2. Improvised: The windlass/cravat is an improvised tourniquet made by using a length of 1” or wider strap, webbing, or folded cravat and stick, tool, etc. to use as a windlass to apply sufficient tension. Using anything less than 1” wide for a tourniquet could substantially increase the risk of nerve damage to the victim and possibly result in permanent injury. However, life is more important than limb. If all that is available to use is something less than 1” wide and the blood flow is life-threatening; you must use what you have at your disposal. When improvising a tourniquet, you are only limited by your imagination. Items such as belts, rifle slings, or T-Shirts are just a couple of examples of items that most people would have with them and could be configured into an effective tourniquet. A tree branch, tool, or handcuffs are examples of items that could be used as a windlass. According to former operator and renowned trainer, Henk Iverson, who is currently training U.S. military troops, using the Israeli Battle Dressing as a "tourniquet" works well if applied properly. You may need to substitute a more durable object for the windlass in place of the plastic clip supplied with the bandage. It does take practice, especially if your hands are covered in blood. Training on making and applying an improvised tourniquet will be beneficial should you ever have to do it for real.
Facts about Tourniquets
Common Errors with Tourniquet Use
• Apply without delay for life-threatening bleeding
It is very important for all tactical operators and medics to practice repeatedly until the application of a tourniquet can be done confidently and rapidly within 30 seconds, with either hand (using only one hand) when applying a tourniquet on their own leg or arm.

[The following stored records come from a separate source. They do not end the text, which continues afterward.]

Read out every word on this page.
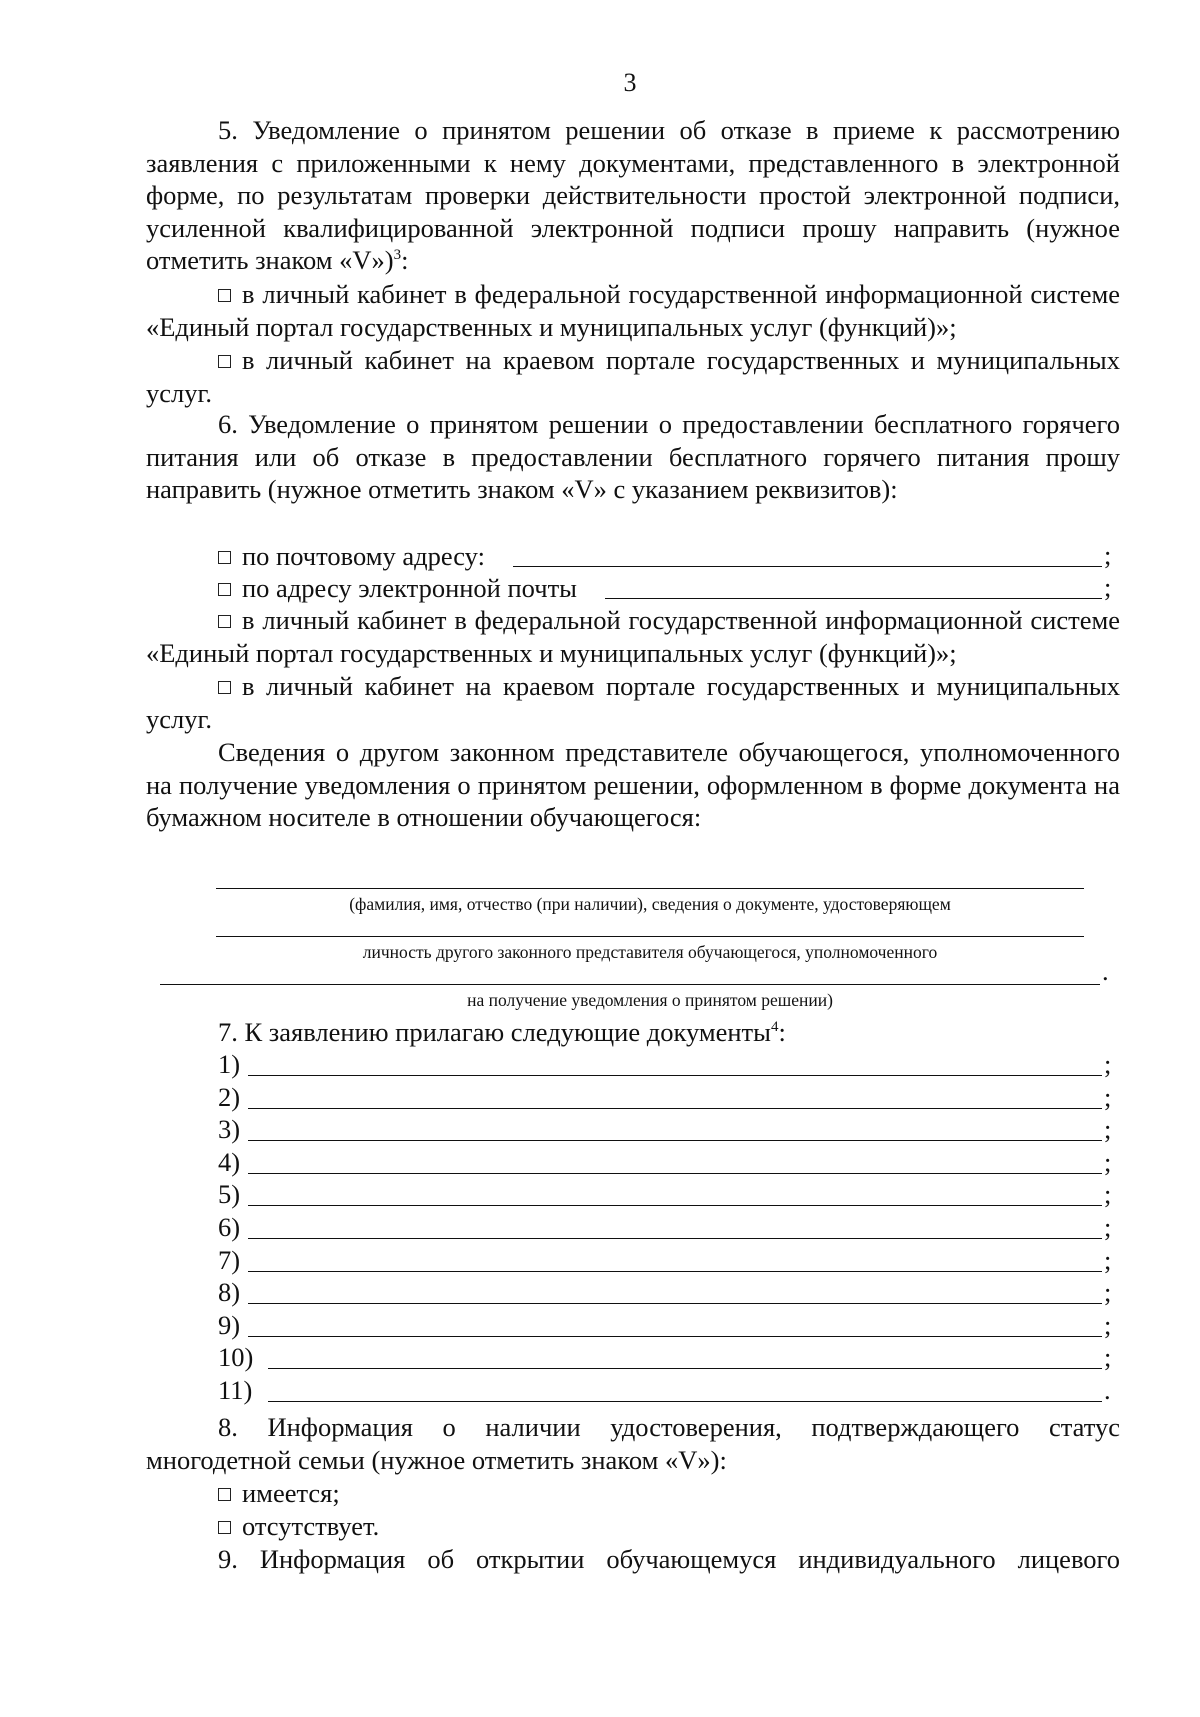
3
5. Уведомление о принятом решении об отказе в приеме к рассмотрению заявления с приложенными к нему документами, представленного в электронной форме, по результатам проверки действительности простой электронной подписи, усиленной квалифицированной электронной подписи прошу направить (нужное отметить знаком «V»)$^3$:
в личный кабинет в федеральной государственной информационной системе «Единый портал государственных и муниципальных услуг (функций)»;
в личный кабинет на краевом портале государственных и муниципальных услуг.
6. Уведомление о принятом решении о предоставлении бесплатного горячего питания или об отказе в предоставлении бесплатного горячего питания прошу направить (нужное отметить знаком «V» с указанием реквизитов):
по почтовому адресу:	;
по адресу электронной почты	;
в личный кабинет в федеральной государственной информационной системе «Единый портал государственных и муниципальных услуг (функций)»;
в личный кабинет на краевом портале государственных и муниципальных услуг.
Сведения о другом законном представителе обучающегося, уполномоченного на получение уведомления о принятом решении, оформленном в форме документа на бумажном носителе в отношении обучающегося:
(фамилия, имя, отчество (при наличии), сведения о документе, удостоверяющем
личность другого законного представителя обучающегося, уполномоченного
.
на получение уведомления о принятом решении)
7. К заявлению прилагаю следующие документы$^4$:
1)	;
2)	;
3)	;
4)	;
5)	;
6)	;
7)	;
8)	;
9)	;
10)	;
11)	.
8. Информация о наличии удостоверения, подтверждающего статус многодетной семьи (нужное отметить знаком «V»):
имеется;
отсутствует.
9. Информация об открытии обучающемуся индивидуального лицевого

Remember, if unable to control bleeding except with a tourniquet, it is better to sacrifice a limb than to lose a life to excessive bleeding.
If your employing agency does not or will not provide you with the necessary emergency medical training and equipment, you must obtain it on your own. Everyone owes a certain amount of their own time and money to their chosen profession. While you may be right that this is the responsibility of your employer, don’t be dead right!